Pair Corralation between TOHOKU EL and HK Electric
Assuming the 90 days horizon TOHOKU EL PWR is expected to under-perform the HK Electric. In addition to that, TOHOKU EL is 3.35 times more volatile than HK Electric Investments. It trades about -0.07 of its total potential returns per unit of risk. HK Electric Investments is currently generating about 0.06 per unit of volatility. If you would invest 61.00 in HK Electric Investments on September 14, 2024 and sell it today you would earn a total of 2.00 from holding HK Electric Investments or generate 3.28% return on investment over 90 days.
Time Period | 3 Months [change] |
Direction | Moves Against |
Strength | Weak |
Accuracy | 100.0% |
Values | Daily Returns |
TOHOKU EL PWR vs. HK Electric Investments
Performance |
Timeline |
TOHOKU EL PWR |
HK Electric Investments |
TOHOKU EL and HK Electric Volatility Contrast
Predicted Return Density |
Returns |
Pair Trading with TOHOKU EL and HK Electric
The main advantage of trading using opposite TOHOKU EL and HK Electric positions is that it hedges away some unsystematic risk.
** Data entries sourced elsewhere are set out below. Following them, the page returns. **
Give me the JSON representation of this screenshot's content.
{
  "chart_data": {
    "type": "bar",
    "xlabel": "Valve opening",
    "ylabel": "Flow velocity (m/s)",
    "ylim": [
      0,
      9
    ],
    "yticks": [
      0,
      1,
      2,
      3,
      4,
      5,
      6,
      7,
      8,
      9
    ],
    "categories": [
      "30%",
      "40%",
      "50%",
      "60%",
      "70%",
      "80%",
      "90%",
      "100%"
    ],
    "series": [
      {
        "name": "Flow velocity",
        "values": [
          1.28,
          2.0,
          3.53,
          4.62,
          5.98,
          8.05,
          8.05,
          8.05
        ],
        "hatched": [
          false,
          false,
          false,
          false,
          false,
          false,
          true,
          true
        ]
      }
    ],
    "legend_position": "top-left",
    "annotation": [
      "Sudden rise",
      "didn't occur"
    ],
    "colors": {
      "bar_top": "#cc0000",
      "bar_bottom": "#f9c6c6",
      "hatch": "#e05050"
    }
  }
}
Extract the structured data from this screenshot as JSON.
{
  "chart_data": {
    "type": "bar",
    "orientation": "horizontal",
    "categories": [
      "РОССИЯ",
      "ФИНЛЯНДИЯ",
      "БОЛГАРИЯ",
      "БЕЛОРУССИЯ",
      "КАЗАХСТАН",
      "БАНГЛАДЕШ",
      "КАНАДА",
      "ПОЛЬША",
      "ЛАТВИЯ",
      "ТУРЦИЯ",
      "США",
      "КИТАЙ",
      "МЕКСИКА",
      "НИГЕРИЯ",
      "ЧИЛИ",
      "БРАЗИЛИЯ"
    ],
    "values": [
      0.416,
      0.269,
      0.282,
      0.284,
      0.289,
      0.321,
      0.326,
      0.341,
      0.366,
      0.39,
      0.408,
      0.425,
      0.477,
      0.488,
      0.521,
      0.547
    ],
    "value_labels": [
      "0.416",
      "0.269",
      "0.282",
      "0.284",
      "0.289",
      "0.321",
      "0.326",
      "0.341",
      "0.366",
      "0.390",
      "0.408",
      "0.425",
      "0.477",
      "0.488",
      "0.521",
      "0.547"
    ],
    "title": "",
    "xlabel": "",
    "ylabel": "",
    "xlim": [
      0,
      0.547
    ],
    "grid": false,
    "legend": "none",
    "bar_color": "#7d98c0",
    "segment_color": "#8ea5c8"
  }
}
Because of two separate transactions, even if TOHOKU EL position performs unexpectedly, HK Electric can make up some of the losses. Pair trading also minimizes risk from directional movements in the market. For example, if an entire industry or sector drops because of unexpected headlines, the short position in HK Electric will offset losses from the drop in HK Electric's long position.TOHOKU EL vs. HK Electric Investments | TOHOKU EL vs. DISTRICT METALS | TOHOKU EL vs. REINET INVESTMENTS SCA | TOHOKU EL vs. GREENX METALS LTD |
HK Electric vs. Apple Inc | HK Electric vs. Apple Inc | HK Electric vs. Apple Inc | HK Electric vs. Apple Inc |
Check out your portfolio center.Note that this page's information should be used as a complementary analysis to find the right mix of equity instruments to add to your existing portfolios or create a brand new portfolio. You can also try the AI Portfolio Architect module to use AI to generate optimal portfolios and find profitable investment opportunities.